これらの症状が見られた場合も、医師や薬剤師に相談し、適切な指示を仰いでください。特に、麻黄による動悸や不眠は、患者さまの生活の質に大きく影響するため、当院では患者さまの訴えを丁寧に聞き取り、必要に応じて服用量の調整や他の漢方薬への変更を検討しています。皮膚科の臨床経験上、麻黄による副作用は個人差が大きいと感じています。
五虎湯に関する患者さまからのご質問

ジェネリック医薬品について
五虎湯には、ツムラ、クラシエ、コタローなど複数の製薬会社から販売されている医療用漢方製剤があります。これらは厳密にはジェネリック医薬品とは異なりますが、同じ生薬構成と効能・効果を持つ同等品として扱われます。各社の製品は、配合生薬の含有量や製法に若干の違いがある場合もありますが、基本的には同じ効果が期待できます。
医療用漢方製剤の種類
- ツムラ五虎湯エキス顆粒(医療用): ツムラが製造販売する五虎湯です。医療現場で最も広く処方されています。
- クラシエ五虎湯エキス細粒: クラシエが製造販売する五虎湯です。
- コタロー五虎湯エキス細粒: 小太郎漢方製薬が製造販売する五虎湯です。
これらの製品は、いずれも医師の処方箋に基づいて調剤される医療用医薬品であり、保険適用となります。患者さまが特定のメーカーの製品を希望される場合は、医師や薬剤師にご相談ください。ただし、薬局での在庫状況や流通の関係で、ご希望に沿えない場合もあります。

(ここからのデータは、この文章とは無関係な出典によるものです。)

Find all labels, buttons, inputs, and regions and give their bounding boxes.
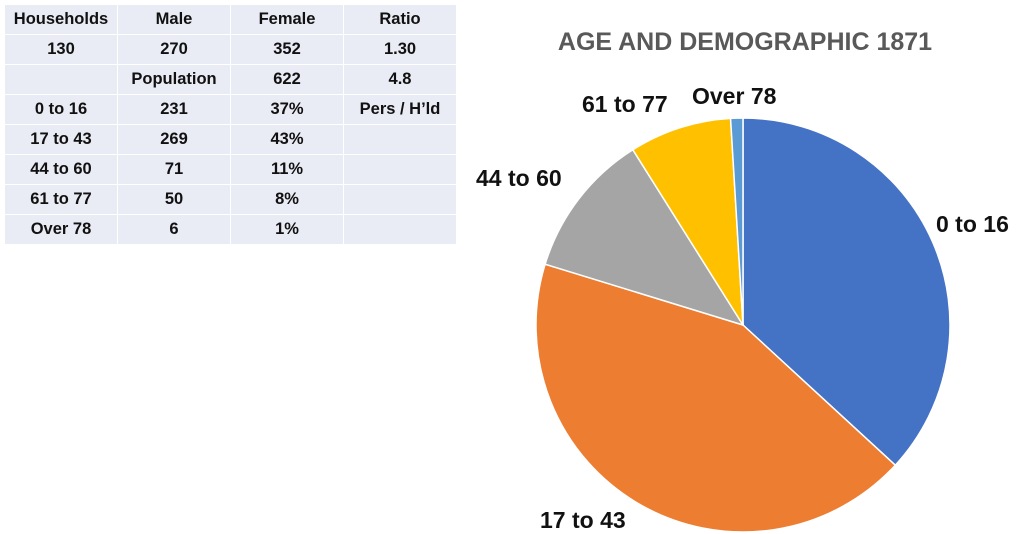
table-cell: 44 to 60	[4, 154, 118, 185]
slice-label: 44 to 60	[476, 165, 562, 191]
table-cell: 61 to 77	[4, 184, 118, 215]
table-row: 0 to 16 231 37% Pers / H’ld	[4, 94, 457, 125]
table-cell: Female	[230, 4, 344, 35]
table-row: Households Male Female Ratio	[4, 4, 457, 35]
chart-title: AGE AND DEMOGRAPHIC 1871	[557, 28, 933, 56]
table-cell: Male	[117, 4, 231, 35]
table-cell: 130	[4, 34, 118, 65]
slice-label: 17 to 43	[540, 507, 626, 533]
slice-label: Over 78	[692, 83, 777, 109]
table-row: 17 to 43 269 43%	[4, 124, 457, 155]
pie-slice	[544, 148, 745, 327]
table-cell: 231	[117, 94, 231, 125]
table-row: Population 622 4.8	[4, 64, 457, 95]
table-row: Over 78 6 1%	[4, 214, 457, 245]
table-row: 130 270 352 1.30	[4, 34, 457, 65]
table-cell: 352	[230, 34, 344, 65]
table-cell: 270	[117, 34, 231, 65]
pie-slice	[729, 117, 744, 326]
slice-label: 61 to 77	[582, 91, 668, 117]
table-row: 61 to 77 50 8%	[4, 184, 457, 215]
table-cell: Population	[117, 64, 231, 95]
table-cell: 43%	[230, 124, 344, 155]
pie-slice	[742, 117, 951, 467]
table-cell	[343, 214, 457, 245]
demographics-table: Households Male Female Ratio 130 270 352 1.30 Po…	[4, 4, 457, 245]
table-cell: Over 78	[4, 214, 118, 245]
table-cell: 8%	[230, 184, 344, 215]
pie-slice	[631, 117, 744, 326]
table-cell: 37%	[230, 94, 344, 125]
table-cell: Households	[4, 4, 118, 35]
table-cell: 0 to 16	[4, 94, 118, 125]
pie-slice	[535, 263, 897, 533]
table-cell: 622	[230, 64, 344, 95]
slice-label: 0 to 16	[936, 211, 1009, 237]
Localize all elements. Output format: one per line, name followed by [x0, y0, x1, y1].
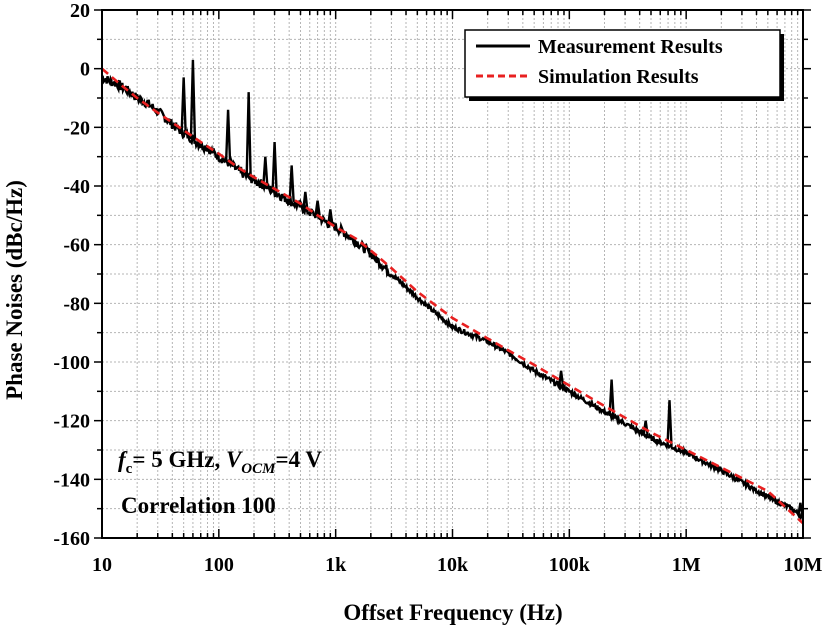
legend-box	[464, 29, 781, 98]
y-tick-label: 20	[70, 0, 90, 22]
y-tick-label: -140	[53, 469, 90, 491]
y-tick-label: -120	[53, 411, 90, 433]
x-tick-label: 100k	[549, 554, 591, 576]
spur-peak	[608, 379, 615, 416]
spur-peak	[224, 109, 232, 163]
plot-frame	[101, 9, 804, 539]
spur-peak	[666, 400, 673, 447]
spur-peak	[262, 156, 269, 187]
x-tick-label: 100	[204, 554, 234, 576]
series-line-simulation	[101, 67, 804, 525]
series-line-measurement	[101, 74, 804, 522]
spur-peak	[314, 200, 321, 216]
x-tick-label: 10M	[784, 554, 823, 576]
condition-annotation: fc= 5 GHz, VOCM=4 V	[118, 447, 322, 477]
y-tick-label: -20	[63, 117, 90, 139]
spur-peak	[271, 141, 278, 192]
x-tick-label: 10	[92, 554, 112, 576]
condition-voltage: =4 V	[275, 447, 322, 472]
spur-peak	[327, 209, 334, 225]
legend: Measurement Results Simulation Results	[464, 29, 784, 101]
spur-peak	[797, 502, 804, 516]
y-tick-label: -160	[53, 528, 90, 550]
spur-peak	[557, 370, 565, 387]
y-tick-label: -60	[63, 235, 90, 257]
condition-f-sub: c	[126, 461, 133, 477]
x-axis-title: Offset Frequency (Hz)	[343, 600, 562, 625]
legend-shadow-right	[780, 34, 784, 101]
axis-ticks: 10 100 1k 10k 100k 1M 10M 20 0 -20 -40 -60 -80 -100 -1…	[53, 0, 822, 576]
spur-peak	[245, 92, 252, 178]
series-layer	[101, 59, 804, 525]
y-tick-label: -100	[53, 352, 90, 374]
y-tick-label: 0	[80, 59, 90, 81]
legend-label-simulation: Simulation Results	[538, 66, 699, 88]
legend-label-measurement: Measurement Results	[538, 36, 723, 58]
condition-freq: = 5 GHz,	[132, 447, 226, 472]
condition-v-sub: OCM	[241, 461, 276, 477]
condition-f: f	[118, 447, 128, 472]
y-axis-title: Phase Noises (dBc/Hz)	[2, 180, 27, 400]
y-tick-label: -40	[63, 176, 90, 198]
spur-peak	[288, 165, 295, 203]
legend-shadow-bottom	[469, 97, 784, 101]
spur-peak	[302, 191, 309, 210]
condition-v: V	[226, 447, 243, 472]
x-tick-label: 1M	[672, 554, 701, 576]
spur-peak	[180, 77, 187, 134]
x-tick-label: 10k	[437, 554, 469, 576]
y-tick-label: -80	[63, 293, 90, 315]
correlation-annotation: Correlation 100	[121, 493, 276, 518]
spur-peak	[189, 59, 197, 140]
x-tick-label: 1k	[325, 554, 347, 576]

当院では、主にツムラの製品を処方していますが、患者さまの体質や過去の服用経験、あるいは薬局での入手しやすさなどを考慮して、他のメーカーの製品を検討することもあります。重要なのは、どのメーカーの五虎湯であっても、医師の指示に従って正しく服用することです。
まとめ
五虎湯は、気管支喘息や気管支炎、鼻炎など、炎症を伴う咳や喘鳴に効果が期待される漢方薬です。麻黄と石膏の組み合わせにより、気管支拡張作用と清熱作用をバランス良く発揮します。しかし、麻黄による動悸や不眠、甘草による偽アルドステロン症などの副作用には注意が必要です。服用に際しては、添付文書の用法・用量を守り、既往歴や併用薬を医師や薬剤師に正確に伝えることが重要です。妊娠中や授乳中の方、高齢者、特定の疾患をお持ちの方は、必ず事前に相談してください。五虎湯には複数の製薬会社から同等品が販売されており、いずれも医師の処方箋に基づいて服用されます。症状の改善が見られない場合や、気になる症状が現れた場合は、速やかに医療機関を受診し、適切なアドバイスを受けるようにしましょう。